L’imprudente era andato lì senza pensarci, credeva di vedere della pittura come se ne vede dovunque, buona e cattiva, più cattiva che buona, ma che non attentasse ai buoni costumi artistici, al culto della forma, al rispetto dei maestri. Ah, la forma. Ah, i maestri. Non ne abbiamo più bisogno, mio povero amico! Tutto questo è cambiato. (…) Il poveretto ansava, sragionando così, pacatamente, e nulla poteva farmi prevedere il penoso incidente che avrebbe provocato la sua visita a quella mostra.
Sopportò persino, senza prendersela di più, la vista delle Barche da pesca che escono dal porto di Le Havre di Monet, forse perché lo strappai a quella pericolosa contemplazione prima che le deleterie figurine in primo piano riuscissero a produrre il loro effetto. Ebbi purtroppo l’imprudenza di lasciarlo troppo a lungo dinanzi al Bouleoard des Capucines, pure di Monet. “Ah, ah!” ghignò “questo sì che è riuscito. Eccola qui l’impressione, o altrimenti non capisco nulla; vogliate solo dirmi che cosa rappresentano quelle striscioline nere in basso”. “Ma” risposi “sono persone che passeggiano”. “Sicché, quando passeggio per il boulevard des Capucines appaio così? Fulmini di Giove: ma, insomma, vi prendete forse gioco di me? […]”
Gettai un’occhiata all’allievo di Bertin, il cui volto era adesso di un rosso cupo. Ebbi il presentimento di una catastrofe imminente; doveva essere Monet a dargli il colpo finale.
“Ah, eccolo, eccolo!” esclamò dinanzi al n. 98. “Che cosa rappresenta questa tela? Guardate il catalogo”.

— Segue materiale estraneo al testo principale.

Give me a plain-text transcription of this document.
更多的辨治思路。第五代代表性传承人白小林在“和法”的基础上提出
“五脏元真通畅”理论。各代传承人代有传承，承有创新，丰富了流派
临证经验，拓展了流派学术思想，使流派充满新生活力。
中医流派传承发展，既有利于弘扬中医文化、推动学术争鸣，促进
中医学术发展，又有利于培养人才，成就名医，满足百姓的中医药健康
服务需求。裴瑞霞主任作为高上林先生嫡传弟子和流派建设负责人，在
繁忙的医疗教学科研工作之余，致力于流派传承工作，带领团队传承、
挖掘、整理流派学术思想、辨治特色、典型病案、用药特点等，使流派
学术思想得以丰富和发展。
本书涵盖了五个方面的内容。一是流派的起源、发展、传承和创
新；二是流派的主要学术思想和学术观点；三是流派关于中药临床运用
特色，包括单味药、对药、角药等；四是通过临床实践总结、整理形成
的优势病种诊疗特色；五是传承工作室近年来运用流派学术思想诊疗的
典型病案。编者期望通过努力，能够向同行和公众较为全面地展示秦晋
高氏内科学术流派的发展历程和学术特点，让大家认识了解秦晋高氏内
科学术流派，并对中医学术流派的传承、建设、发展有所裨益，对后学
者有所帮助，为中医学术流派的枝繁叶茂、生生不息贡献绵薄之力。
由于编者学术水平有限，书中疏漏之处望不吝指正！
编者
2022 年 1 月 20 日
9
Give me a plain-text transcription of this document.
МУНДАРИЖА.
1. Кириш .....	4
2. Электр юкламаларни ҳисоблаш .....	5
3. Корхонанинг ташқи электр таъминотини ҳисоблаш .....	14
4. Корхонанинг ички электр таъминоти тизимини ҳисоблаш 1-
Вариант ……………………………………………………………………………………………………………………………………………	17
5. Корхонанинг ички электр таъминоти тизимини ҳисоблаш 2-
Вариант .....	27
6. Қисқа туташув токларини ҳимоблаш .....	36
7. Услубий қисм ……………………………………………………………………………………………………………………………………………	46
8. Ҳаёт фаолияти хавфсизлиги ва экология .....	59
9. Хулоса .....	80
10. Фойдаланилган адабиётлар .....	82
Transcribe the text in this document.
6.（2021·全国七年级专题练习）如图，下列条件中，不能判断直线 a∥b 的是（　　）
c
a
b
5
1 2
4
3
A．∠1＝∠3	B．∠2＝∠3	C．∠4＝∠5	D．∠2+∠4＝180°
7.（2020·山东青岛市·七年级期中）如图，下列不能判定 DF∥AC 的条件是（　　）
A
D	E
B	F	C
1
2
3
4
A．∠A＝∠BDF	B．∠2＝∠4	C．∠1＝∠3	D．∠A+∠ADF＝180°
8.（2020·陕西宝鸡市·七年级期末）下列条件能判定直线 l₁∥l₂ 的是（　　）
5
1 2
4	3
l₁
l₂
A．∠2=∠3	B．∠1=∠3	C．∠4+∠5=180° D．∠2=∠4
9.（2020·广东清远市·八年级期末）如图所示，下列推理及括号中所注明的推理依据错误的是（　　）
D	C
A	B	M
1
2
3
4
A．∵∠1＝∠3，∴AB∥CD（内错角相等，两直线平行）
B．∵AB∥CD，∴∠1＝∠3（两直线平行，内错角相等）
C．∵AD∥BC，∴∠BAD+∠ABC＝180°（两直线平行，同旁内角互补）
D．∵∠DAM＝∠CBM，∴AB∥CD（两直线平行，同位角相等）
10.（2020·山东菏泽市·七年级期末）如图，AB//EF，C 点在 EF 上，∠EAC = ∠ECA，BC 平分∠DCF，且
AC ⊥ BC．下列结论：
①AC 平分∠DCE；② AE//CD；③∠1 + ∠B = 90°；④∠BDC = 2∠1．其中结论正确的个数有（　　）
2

“Impressione, sole nascente”. “Impressione, ne ero sicuro. Ci dev’essere dell’impressione, là dentro. E che libertà, che disinvoltura nell’esecuzione! La carta da parati allo stato embrionale è ancor più curata di questo dipinto”. “Ma che avrebbero detto Bidault, Boisselier, Bertin, dinanzi a questa tela importante?”
“Non venitemi a parlare di quegli schifosi pittorucoli!” urlò il povero Vincent.
L’infelice rinnegava i suoi dèi […]. Il vaso, alla fine, traboccò. Il cervello classico del vecchio Vincent, assalito da troppe parti insieme, venne sconvolto del tutto Si fermò dinanzi al custode che vigila su tutti quei tesori e, prendendolo per un ritratto, cominciò a farne una critica alquanto rigorosa: “Ma quanto è brutto!” fece, alzando le spalle. “In faccia ha due occhi, un naso e una bocca. Non sono di sicuro gli impressionisti che si sarebbero lasciati andare in tal modo al particolare. Con tutte le cose inutili che il pittore ha sprecato in questa faccia, Monet avrebbe fatto almeno venti custodi”. “Se circolaste un poco?” gli disse il ritratto. “Lo sentite? Non gli manca neppure la parola. Quel pedante che lo ha dipinto ce ne deve aver messo di tempo per farlo!” E per dare al suo aspetto tutta la serietà che occorreva, il vecchio Vincent si mise a ballare la danza dello scotennatore davanti al guardiano, gridando con voce strozzata: “Hugh! lo sono nell’impressionismo in marcia, la spatola vendicatrice. Boulevard des Capucines di Monet, la Casa dell’impiccato e l’Olympia moderna di Cézanne! Hugh! Hugh! Hugh”.